Michelle Stitt, from the Kent County Prevention Coalition, requested a special consideration be given to the youth.
“When we become more lax with the laws and such when it comes to things like marijuana and such that the perceptions of harm on the part of youth goes down and there is a direct correlation there.”
Matt Hoffman, Chairman of the National Cannabis Industry Association, and small business owner in Grand Rapids, expressed a need to increase access to the number of sites available for dispensaries.
“By limiting the number of businesses that we have access to not only limits the amount of revenue the city can generate but also limits the amount of employees that can work in the industry.”

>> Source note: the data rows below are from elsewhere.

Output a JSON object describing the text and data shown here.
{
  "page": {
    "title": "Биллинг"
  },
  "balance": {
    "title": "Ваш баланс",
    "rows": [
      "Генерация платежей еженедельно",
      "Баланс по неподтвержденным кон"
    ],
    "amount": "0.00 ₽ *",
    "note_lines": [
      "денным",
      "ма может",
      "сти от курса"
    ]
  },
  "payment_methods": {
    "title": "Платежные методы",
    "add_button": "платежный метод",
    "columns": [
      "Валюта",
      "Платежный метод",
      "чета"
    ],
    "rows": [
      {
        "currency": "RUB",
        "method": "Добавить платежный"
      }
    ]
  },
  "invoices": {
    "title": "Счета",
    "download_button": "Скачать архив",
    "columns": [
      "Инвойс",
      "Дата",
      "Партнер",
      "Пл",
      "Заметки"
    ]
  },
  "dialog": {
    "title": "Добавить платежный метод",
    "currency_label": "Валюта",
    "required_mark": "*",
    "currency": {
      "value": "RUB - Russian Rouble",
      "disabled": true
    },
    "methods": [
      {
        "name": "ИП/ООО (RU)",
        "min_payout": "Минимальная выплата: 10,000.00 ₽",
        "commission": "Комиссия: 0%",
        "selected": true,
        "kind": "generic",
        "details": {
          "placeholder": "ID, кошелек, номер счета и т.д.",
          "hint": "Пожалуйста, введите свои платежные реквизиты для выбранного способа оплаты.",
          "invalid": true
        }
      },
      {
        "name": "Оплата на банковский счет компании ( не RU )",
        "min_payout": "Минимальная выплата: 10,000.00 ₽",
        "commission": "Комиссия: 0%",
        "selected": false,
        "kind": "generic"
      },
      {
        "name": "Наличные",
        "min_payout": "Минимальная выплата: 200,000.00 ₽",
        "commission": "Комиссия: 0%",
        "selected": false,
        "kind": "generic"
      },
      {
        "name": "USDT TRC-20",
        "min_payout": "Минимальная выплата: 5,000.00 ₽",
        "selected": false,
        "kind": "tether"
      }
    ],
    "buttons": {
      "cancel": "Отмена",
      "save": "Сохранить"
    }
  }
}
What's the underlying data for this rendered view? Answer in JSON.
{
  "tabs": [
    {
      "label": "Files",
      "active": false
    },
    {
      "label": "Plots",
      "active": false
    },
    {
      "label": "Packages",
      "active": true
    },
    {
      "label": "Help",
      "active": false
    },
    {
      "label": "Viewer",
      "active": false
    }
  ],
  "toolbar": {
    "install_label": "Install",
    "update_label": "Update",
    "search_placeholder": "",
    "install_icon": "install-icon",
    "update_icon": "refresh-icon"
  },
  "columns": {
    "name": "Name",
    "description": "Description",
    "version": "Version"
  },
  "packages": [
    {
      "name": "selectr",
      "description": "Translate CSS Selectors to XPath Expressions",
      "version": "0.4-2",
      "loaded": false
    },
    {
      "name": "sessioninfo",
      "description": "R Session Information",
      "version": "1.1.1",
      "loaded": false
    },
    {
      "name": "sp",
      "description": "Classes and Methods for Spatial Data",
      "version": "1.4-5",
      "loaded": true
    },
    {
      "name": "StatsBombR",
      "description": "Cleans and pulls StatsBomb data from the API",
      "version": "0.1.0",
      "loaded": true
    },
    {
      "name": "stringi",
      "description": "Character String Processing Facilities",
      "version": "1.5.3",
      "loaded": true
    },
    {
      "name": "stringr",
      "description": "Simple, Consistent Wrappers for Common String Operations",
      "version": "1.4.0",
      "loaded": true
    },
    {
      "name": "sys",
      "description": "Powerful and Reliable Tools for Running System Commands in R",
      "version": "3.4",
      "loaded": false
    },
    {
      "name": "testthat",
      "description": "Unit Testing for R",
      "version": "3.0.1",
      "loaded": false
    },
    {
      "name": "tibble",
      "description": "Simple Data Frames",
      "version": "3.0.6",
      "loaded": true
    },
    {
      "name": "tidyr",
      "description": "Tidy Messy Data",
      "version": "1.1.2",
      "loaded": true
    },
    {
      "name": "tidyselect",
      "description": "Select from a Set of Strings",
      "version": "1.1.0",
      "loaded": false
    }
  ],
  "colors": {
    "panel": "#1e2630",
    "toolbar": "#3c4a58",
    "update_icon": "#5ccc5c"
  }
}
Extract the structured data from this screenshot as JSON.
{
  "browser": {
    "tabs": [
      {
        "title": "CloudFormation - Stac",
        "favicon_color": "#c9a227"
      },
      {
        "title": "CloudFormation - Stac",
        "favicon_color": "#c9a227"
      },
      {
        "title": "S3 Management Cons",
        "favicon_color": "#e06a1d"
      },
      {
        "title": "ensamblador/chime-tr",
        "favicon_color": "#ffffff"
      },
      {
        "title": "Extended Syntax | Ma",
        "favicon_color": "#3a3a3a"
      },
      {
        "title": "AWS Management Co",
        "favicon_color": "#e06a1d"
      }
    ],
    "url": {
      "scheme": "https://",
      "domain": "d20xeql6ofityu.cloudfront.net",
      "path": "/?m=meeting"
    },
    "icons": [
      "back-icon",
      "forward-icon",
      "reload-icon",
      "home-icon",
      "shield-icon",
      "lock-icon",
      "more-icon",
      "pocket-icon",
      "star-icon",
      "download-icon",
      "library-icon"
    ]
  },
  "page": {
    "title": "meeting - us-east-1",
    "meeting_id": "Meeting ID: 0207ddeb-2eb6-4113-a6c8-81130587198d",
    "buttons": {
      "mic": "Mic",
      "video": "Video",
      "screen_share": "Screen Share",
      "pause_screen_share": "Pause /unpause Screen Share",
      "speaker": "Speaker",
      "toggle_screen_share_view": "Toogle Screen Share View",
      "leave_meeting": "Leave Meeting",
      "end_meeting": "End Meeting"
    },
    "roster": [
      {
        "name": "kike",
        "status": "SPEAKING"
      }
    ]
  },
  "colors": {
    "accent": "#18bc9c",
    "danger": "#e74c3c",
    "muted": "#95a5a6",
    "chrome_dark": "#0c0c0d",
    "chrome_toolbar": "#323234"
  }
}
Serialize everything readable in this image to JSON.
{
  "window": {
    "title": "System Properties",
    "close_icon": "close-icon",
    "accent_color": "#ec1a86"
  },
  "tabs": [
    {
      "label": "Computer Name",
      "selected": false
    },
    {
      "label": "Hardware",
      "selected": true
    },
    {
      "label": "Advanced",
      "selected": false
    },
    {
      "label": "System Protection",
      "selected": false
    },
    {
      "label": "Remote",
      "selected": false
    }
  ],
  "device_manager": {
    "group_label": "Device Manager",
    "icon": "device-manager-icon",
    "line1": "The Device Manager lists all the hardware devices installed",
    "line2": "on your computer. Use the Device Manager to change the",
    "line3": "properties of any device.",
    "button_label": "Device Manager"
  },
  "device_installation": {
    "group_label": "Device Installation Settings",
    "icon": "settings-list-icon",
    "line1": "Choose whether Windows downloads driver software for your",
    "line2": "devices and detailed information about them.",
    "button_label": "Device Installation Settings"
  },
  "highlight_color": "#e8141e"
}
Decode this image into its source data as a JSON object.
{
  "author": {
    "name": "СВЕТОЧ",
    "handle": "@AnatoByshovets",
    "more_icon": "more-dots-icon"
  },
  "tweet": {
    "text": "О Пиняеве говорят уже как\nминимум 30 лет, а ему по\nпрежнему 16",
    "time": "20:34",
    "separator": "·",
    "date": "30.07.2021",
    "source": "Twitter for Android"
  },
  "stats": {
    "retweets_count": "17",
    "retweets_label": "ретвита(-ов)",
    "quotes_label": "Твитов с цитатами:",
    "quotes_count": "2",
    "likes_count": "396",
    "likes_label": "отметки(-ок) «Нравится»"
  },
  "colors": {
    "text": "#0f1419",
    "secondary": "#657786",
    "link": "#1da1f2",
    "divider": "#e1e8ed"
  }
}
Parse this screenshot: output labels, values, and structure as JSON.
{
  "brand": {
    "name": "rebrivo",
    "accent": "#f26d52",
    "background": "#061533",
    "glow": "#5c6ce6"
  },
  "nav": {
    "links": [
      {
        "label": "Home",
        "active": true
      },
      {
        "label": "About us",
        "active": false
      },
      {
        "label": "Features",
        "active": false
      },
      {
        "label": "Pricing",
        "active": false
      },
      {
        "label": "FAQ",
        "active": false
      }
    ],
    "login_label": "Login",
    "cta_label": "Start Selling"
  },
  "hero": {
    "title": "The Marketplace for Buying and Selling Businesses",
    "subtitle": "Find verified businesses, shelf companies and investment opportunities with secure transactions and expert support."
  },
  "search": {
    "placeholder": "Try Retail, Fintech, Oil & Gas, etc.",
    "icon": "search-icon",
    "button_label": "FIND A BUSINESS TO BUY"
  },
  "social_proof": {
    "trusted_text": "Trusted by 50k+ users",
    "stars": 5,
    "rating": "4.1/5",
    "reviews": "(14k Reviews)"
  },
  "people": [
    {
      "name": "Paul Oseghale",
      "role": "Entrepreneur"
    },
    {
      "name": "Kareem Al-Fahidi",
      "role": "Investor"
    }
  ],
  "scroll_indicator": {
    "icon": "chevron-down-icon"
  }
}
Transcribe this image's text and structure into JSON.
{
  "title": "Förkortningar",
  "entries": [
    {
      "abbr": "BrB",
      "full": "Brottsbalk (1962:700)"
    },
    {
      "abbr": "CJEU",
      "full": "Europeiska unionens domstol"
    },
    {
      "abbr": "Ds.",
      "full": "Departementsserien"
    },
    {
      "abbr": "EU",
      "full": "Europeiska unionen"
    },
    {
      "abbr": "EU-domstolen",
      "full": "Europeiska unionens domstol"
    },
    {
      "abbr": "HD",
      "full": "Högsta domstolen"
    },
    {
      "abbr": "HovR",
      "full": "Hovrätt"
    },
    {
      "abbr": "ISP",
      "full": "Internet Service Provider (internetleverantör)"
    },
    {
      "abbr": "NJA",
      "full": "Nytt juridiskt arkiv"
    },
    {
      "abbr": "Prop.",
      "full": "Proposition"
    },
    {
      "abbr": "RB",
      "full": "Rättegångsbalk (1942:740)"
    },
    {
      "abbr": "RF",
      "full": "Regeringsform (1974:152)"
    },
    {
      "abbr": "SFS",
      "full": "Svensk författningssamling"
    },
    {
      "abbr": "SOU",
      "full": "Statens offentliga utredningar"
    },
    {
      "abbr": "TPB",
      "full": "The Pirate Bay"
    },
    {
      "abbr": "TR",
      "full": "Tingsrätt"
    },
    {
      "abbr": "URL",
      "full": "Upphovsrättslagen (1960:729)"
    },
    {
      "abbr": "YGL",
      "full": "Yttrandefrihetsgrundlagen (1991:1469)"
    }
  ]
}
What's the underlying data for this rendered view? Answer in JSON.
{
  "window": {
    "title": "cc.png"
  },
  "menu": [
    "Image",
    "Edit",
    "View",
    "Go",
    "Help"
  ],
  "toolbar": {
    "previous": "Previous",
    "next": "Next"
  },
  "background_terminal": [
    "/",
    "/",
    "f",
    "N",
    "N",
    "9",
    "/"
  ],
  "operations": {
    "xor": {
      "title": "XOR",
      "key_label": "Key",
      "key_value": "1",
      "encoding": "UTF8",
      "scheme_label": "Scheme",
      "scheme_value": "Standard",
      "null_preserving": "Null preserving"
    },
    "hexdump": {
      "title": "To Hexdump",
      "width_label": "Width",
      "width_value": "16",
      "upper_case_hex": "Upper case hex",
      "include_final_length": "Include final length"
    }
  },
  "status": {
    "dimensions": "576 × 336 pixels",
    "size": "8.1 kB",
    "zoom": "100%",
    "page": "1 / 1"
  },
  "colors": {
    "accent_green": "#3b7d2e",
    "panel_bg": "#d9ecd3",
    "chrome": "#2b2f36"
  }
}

Robert Hendricks, Grand Rapids, cannabis business attorney with Cannalex Law, said that this ordinance is an opt in ordinance with proximity and zoning limits, but not a numerical limit.
“There are as a practical matter limits on the number of sites that will be available for medical marijuana facilities.”
Hendricks explained that the Michigan Department of Licensing and Regular Affairs (LARA) has required an applicant to have at least $300,000 dollars needed to start up a medical marijuana dispensary. The cost will vary he says and depends on the availability of real estate, the size and the scope of the operation.
“But it certainly isn’t the only number and that number could be a lot larger or probably a little bit smaller.”